Alisea sanitation operations are always carried out in full compliance with national legislation (in all its complexities):

  • Guidelines for the Prevention and Control of Legionellosis, adopted April 4, 2000.
  • Guidelines for the protection and promotion of health in confined environments, adopted on 27 September 2001.
  • Guidelines containing indications on legionellosis for managers of tourist-receptive and thermal facilities, adopted on January 13th 2005.
  • Guidelines for the definition of technical protocols for predictive maintenance on air conditioning systems, adopted October 5, 2006.
  • Operating Procedure for the assessment and management of risks related to the hygiene of air treatment plants, adopted on 7 February 2013.
  • Guidelines for the prevention and control of legionellosis, adopted May 7, 2015.

Further regulatory complexity is given by the regional requirements in addition the national ones:

  • Liguria Region Law 2 July 2002 n. 24 with the related Implementation Decree of May 14, 2003;
  • Lombardy Region Law 30 December 2009 n. 33 (Consolidated Text of the regional laws on Health) and the relative Decree of the General Direction of Health 24 February 2009 n. 1751.
  • Molise Region Law 13 July 2011 n. 15 (Rules for the prevention of the spread of infectious diseases).

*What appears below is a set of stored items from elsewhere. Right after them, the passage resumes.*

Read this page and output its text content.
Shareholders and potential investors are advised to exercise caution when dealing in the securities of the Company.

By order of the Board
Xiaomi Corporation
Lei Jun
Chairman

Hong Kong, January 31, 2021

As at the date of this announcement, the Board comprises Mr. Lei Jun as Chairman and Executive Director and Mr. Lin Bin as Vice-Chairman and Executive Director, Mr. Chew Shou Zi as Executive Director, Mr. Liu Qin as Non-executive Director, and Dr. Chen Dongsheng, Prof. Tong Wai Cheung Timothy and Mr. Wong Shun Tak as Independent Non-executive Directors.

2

They are issued to give a complete technical and procedural regulation to the subject in question:

  • NADCA (National Air Duct Cleaners Association) - ACR 2013 “Assessment, Cleaning and Restoration of HVAC Systems”.
  • AIISA (Italian Association of Hygienist Aeraulic Systems) - "Operational Protocol for the inspection and sanitation of aeraulic systems" - 1.0 of May 2018.
  • ASHRAE (American Society of Heating, Refrigeration and Air Conditioning) - STD 62.1-2004 and Addenda "Ventilation for Acceptable Indoor Air Quality".